Clara takes an immediate shine to him, and it seems clear that Steven Moffat is continuing his exploration of a companion’s life outside the TARDIS that he touched upon towards the end of Amy and Rory’s time. Having firmly established the relationship between Clara and her complex, time-travelling not-boyfriend, in Danny we have (apparently) straightforward boyfriend material to bring some stability when she steps away from the madness of the Doctor’s adventures.
Will Danny join the TARDIS crew or will he remain earthbound? And if the latter, will Clara keep her incredible second life a secret from him? Either way, it creates the potential for some interesting character dynamics. Here the early stages of their relationship is played mostly for laughs. I can’t see that lightness of tone lasting long.
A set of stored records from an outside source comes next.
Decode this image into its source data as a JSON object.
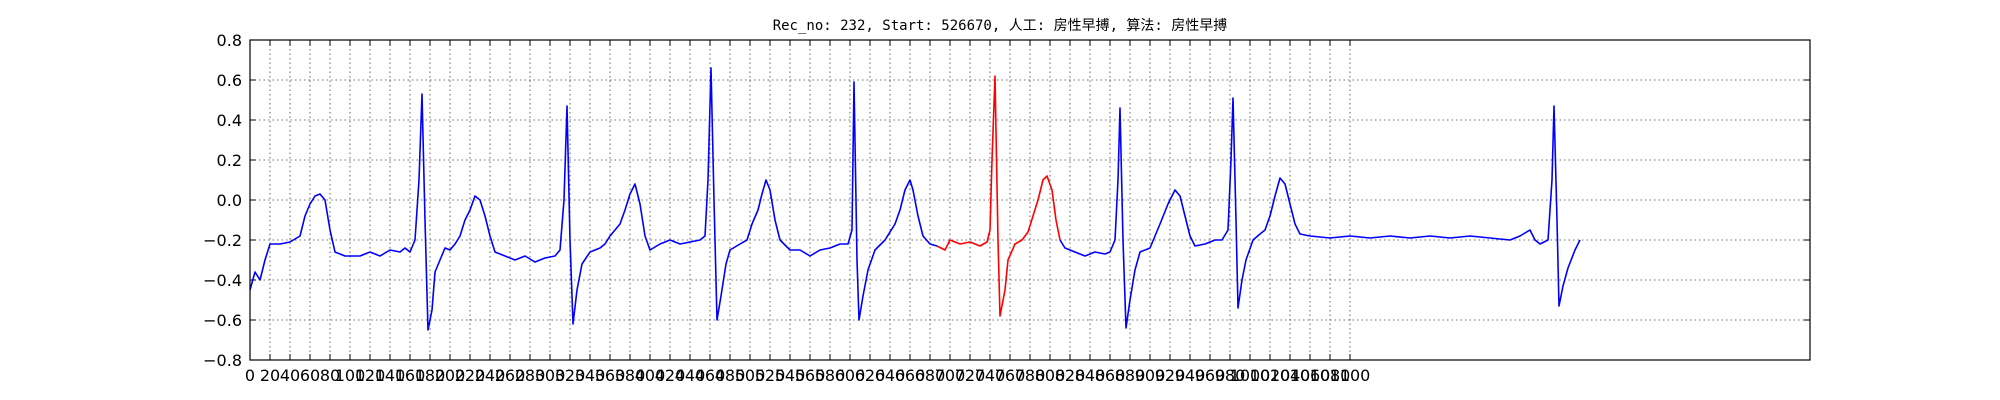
{
  "chart_data": {
    "type": "line",
    "title": "Rec_no: 232, Start: 526670, 人工: 房性早搏, 算法: 房性早搏",
    "xlabel": "",
    "ylabel": "",
    "xlim": [
      0,
      1560
    ],
    "ylim": [
      -0.8,
      0.8
    ],
    "grid": true,
    "yticks": [
      -0.8,
      -0.6,
      -0.4,
      -0.2,
      0.0,
      0.2,
      0.4,
      0.6,
      0.8
    ],
    "ytick_labels": [
      "−0.8",
      "−0.6",
      "−0.4",
      "−0.2",
      "0.0",
      "0.2",
      "0.4",
      "0.6",
      "0.8"
    ],
    "xtick_step": 20,
    "xtick_max": 1100,
    "series": [
      {
        "color": "#0000ff",
        "points": [
          [
            0,
            -0.45
          ],
          [
            5,
            -0.36
          ],
          [
            10,
            -0.4
          ],
          [
            15,
            -0.3
          ],
          [
            20,
            -0.22
          ],
          [
            30,
            -0.22
          ],
          [
            40,
            -0.21
          ],
          [
            50,
            -0.18
          ],
          [
            55,
            -0.08
          ],
          [
            60,
            -0.02
          ],
          [
            65,
            0.02
          ],
          [
            70,
            0.03
          ],
          [
            75,
            0.0
          ],
          [
            80,
            -0.15
          ],
          [
            85,
            -0.26
          ],
          [
            95,
            -0.28
          ],
          [
            110,
            -0.28
          ],
          [
            120,
            -0.26
          ],
          [
            130,
            -0.28
          ],
          [
            140,
            -0.25
          ],
          [
            150,
            -0.26
          ],
          [
            155,
            -0.24
          ],
          [
            160,
            -0.26
          ],
          [
            165,
            -0.2
          ],
          [
            169,
            0.1
          ],
          [
            172,
            0.53
          ],
          [
            175,
            -0.1
          ],
          [
            178,
            -0.65
          ],
          [
            182,
            -0.55
          ],
          [
            185,
            -0.36
          ],
          [
            190,
            -0.3
          ],
          [
            195,
            -0.24
          ],
          [
            200,
            -0.25
          ],
          [
            205,
            -0.22
          ],
          [
            210,
            -0.18
          ],
          [
            215,
            -0.1
          ],
          [
            220,
            -0.05
          ],
          [
            225,
            0.02
          ],
          [
            230,
            0.0
          ],
          [
            235,
            -0.08
          ],
          [
            240,
            -0.18
          ],
          [
            245,
            -0.26
          ],
          [
            255,
            -0.28
          ],
          [
            265,
            -0.3
          ],
          [
            275,
            -0.28
          ],
          [
            285,
            -0.31
          ],
          [
            295,
            -0.29
          ],
          [
            305,
            -0.28
          ],
          [
            310,
            -0.25
          ],
          [
            314,
            0.0
          ],
          [
            317,
            0.47
          ],
          [
            320,
            -0.2
          ],
          [
            323,
            -0.62
          ],
          [
            327,
            -0.45
          ],
          [
            332,
            -0.32
          ],
          [
            340,
            -0.26
          ],
          [
            350,
            -0.24
          ],
          [
            355,
            -0.22
          ],
          [
            360,
            -0.18
          ],
          [
            370,
            -0.12
          ],
          [
            375,
            -0.05
          ],
          [
            380,
            0.03
          ],
          [
            385,
            0.08
          ],
          [
            390,
            -0.02
          ],
          [
            395,
            -0.18
          ],
          [
            400,
            -0.25
          ],
          [
            410,
            -0.22
          ],
          [
            420,
            -0.2
          ],
          [
            430,
            -0.22
          ],
          [
            440,
            -0.21
          ],
          [
            450,
            -0.2
          ],
          [
            455,
            -0.18
          ],
          [
            458,
            0.1
          ],
          [
            461,
            0.66
          ],
          [
            464,
            0.0
          ],
          [
            467,
            -0.6
          ],
          [
            471,
            -0.48
          ],
          [
            476,
            -0.32
          ],
          [
            480,
            -0.25
          ],
          [
            490,
            -0.22
          ],
          [
            497,
            -0.2
          ],
          [
            502,
            -0.12
          ],
          [
            508,
            -0.05
          ],
          [
            512,
            0.03
          ],
          [
            516,
            0.1
          ],
          [
            520,
            0.05
          ],
          [
            525,
            -0.1
          ],
          [
            530,
            -0.2
          ],
          [
            540,
            -0.25
          ],
          [
            550,
            -0.25
          ],
          [
            560,
            -0.28
          ],
          [
            570,
            -0.25
          ],
          [
            580,
            -0.24
          ],
          [
            590,
            -0.22
          ],
          [
            598,
            -0.22
          ],
          [
            602,
            -0.15
          ],
          [
            604,
            0.59
          ],
          [
            607,
            -0.3
          ],
          [
            609,
            -0.6
          ],
          [
            613,
            -0.48
          ],
          [
            618,
            -0.35
          ],
          [
            625,
            -0.25
          ],
          [
            635,
            -0.2
          ],
          [
            645,
            -0.12
          ],
          [
            650,
            -0.05
          ],
          [
            655,
            0.05
          ],
          [
            660,
            0.1
          ],
          [
            663,
            0.05
          ],
          [
            668,
            -0.08
          ],
          [
            673,
            -0.18
          ],
          [
            680,
            -0.22
          ],
          [
            687,
            -0.23
          ]
        ]
      },
      {
        "color": "#ff0000",
        "points": [
          [
            687,
            -0.23
          ],
          [
            695,
            -0.25
          ],
          [
            700,
            -0.2
          ],
          [
            710,
            -0.22
          ],
          [
            720,
            -0.21
          ],
          [
            730,
            -0.23
          ],
          [
            737,
            -0.21
          ],
          [
            740,
            -0.15
          ],
          [
            742,
            0.2
          ],
          [
            745,
            0.62
          ],
          [
            748,
            -0.2
          ],
          [
            750,
            -0.58
          ],
          [
            755,
            -0.45
          ],
          [
            758,
            -0.3
          ],
          [
            765,
            -0.22
          ],
          [
            772,
            -0.2
          ],
          [
            778,
            -0.16
          ],
          [
            783,
            -0.08
          ],
          [
            788,
            0.0
          ],
          [
            793,
            0.1
          ],
          [
            797,
            0.12
          ],
          [
            802,
            0.05
          ],
          [
            806,
            -0.1
          ],
          [
            810,
            -0.2
          ]
        ]
      },
      {
        "color": "#0000ff",
        "points": [
          [
            810,
            -0.2
          ],
          [
            815,
            -0.24
          ],
          [
            825,
            -0.26
          ],
          [
            835,
            -0.28
          ],
          [
            845,
            -0.26
          ],
          [
            855,
            -0.27
          ],
          [
            860,
            -0.26
          ],
          [
            865,
            -0.2
          ],
          [
            868,
            0.1
          ],
          [
            870,
            0.46
          ],
          [
            873,
            -0.2
          ],
          [
            876,
            -0.64
          ],
          [
            880,
            -0.5
          ],
          [
            885,
            -0.35
          ],
          [
            890,
            -0.26
          ],
          [
            900,
            -0.24
          ],
          [
            905,
            -0.18
          ],
          [
            910,
            -0.12
          ],
          [
            918,
            -0.02
          ],
          [
            925,
            0.05
          ],
          [
            930,
            0.02
          ],
          [
            935,
            -0.08
          ],
          [
            940,
            -0.18
          ],
          [
            945,
            -0.23
          ],
          [
            955,
            -0.22
          ],
          [
            965,
            -0.2
          ],
          [
            972,
            -0.2
          ],
          [
            978,
            -0.15
          ],
          [
            981,
            0.2
          ],
          [
            983,
            0.51
          ],
          [
            986,
            -0.1
          ],
          [
            988,
            -0.54
          ],
          [
            992,
            -0.4
          ],
          [
            996,
            -0.3
          ],
          [
            1003,
            -0.2
          ],
          [
            1010,
            -0.17
          ],
          [
            1015,
            -0.15
          ],
          [
            1020,
            -0.08
          ],
          [
            1025,
            0.02
          ],
          [
            1030,
            0.11
          ],
          [
            1035,
            0.08
          ],
          [
            1040,
            -0.02
          ],
          [
            1045,
            -0.12
          ],
          [
            1050,
            -0.17
          ],
          [
            1060,
            -0.18
          ],
          [
            1080,
            -0.19
          ],
          [
            1100,
            -0.18
          ],
          [
            1120,
            -0.19
          ],
          [
            1140,
            -0.18
          ],
          [
            1160,
            -0.19
          ],
          [
            1180,
            -0.18
          ],
          [
            1200,
            -0.19
          ],
          [
            1220,
            -0.18
          ],
          [
            1240,
            -0.19
          ],
          [
            1260,
            -0.2
          ],
          [
            1270,
            -0.18
          ],
          [
            1280,
            -0.15
          ],
          [
            1285,
            -0.2
          ],
          [
            1290,
            -0.22
          ],
          [
            1298,
            -0.2
          ],
          [
            1302,
            0.1
          ],
          [
            1304,
            0.47
          ],
          [
            1307,
            -0.1
          ],
          [
            1309,
            -0.53
          ],
          [
            1313,
            -0.43
          ],
          [
            1318,
            -0.34
          ],
          [
            1325,
            -0.25
          ],
          [
            1330,
            -0.2
          ]
        ]
      }
    ]
  }
}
Finally, it can surely be no coincidence that former soldier Danny Pink is juxtaposed against active soldier Journey Blue in this story. But what does this mean, and is it linked to Danny’s past? We’re being invited down a path similar to the one that led us to the revelation that River Song and Melody Pond were the same person, but that’s way too obvious, right?
Overall, this was a quietly confident episode which benefitted from its focus on a single Dalek and succeeded in making them menacingly chilling again. The story may have been reminiscent of Dalek (Doctor encounters a single wounded Dalek, brings out his hatred of them, havoc ensues) and was an even more obvious remake of Fantastic Voyage than Voyage of the Damned was of The Poseidon Adventure, but it was unmistakably Doctor Who and no less effective for it.
Fun stuff, references & quotables
- The Doctor has a blackboard in the TARDIS control room which contains equations and diagrams simiar to those he wrote all over his bedroom in Deep Breath.
- On observing the molecular nano-scaler, the Doctor observes that it would make a “fantastic idea for a movie”, a reference to the cult 1966 film Fantastic Voyage, in which a team is miniaturised to carry out life-saving surgery inside a patient’s body.
- “He can get us out of here. The difficult part is not killing him before he can.”
- Even now he’s over his post-regenerative stress, this Doctor has a liking for making up names, referring to Journey Blue as ‘Gun Girl’ and calling the injured Dalek ‘Rusty’.
- Gretchen: “Is he mad or is he right?” Clara: “Hand on my heart, most days he’s both.”
- Like the First Doctor, Twelve’s first meeting with the Daleks comes in his second story. He references it when he talks about his encounter with them on Skaro in The Daleks.
- The First Doctor’s original companions included Barbara Wright and Ian Chesterton, teachers at Coal Hill School. And now we have Clara and Danny, fellow teachers at the same school.
- “I am not a good Dalek. You are a good Dalek.” Rusty’s observation echoes the episode Dalek, in which the Ninth Doctor is told, “You would make a good Dalek.”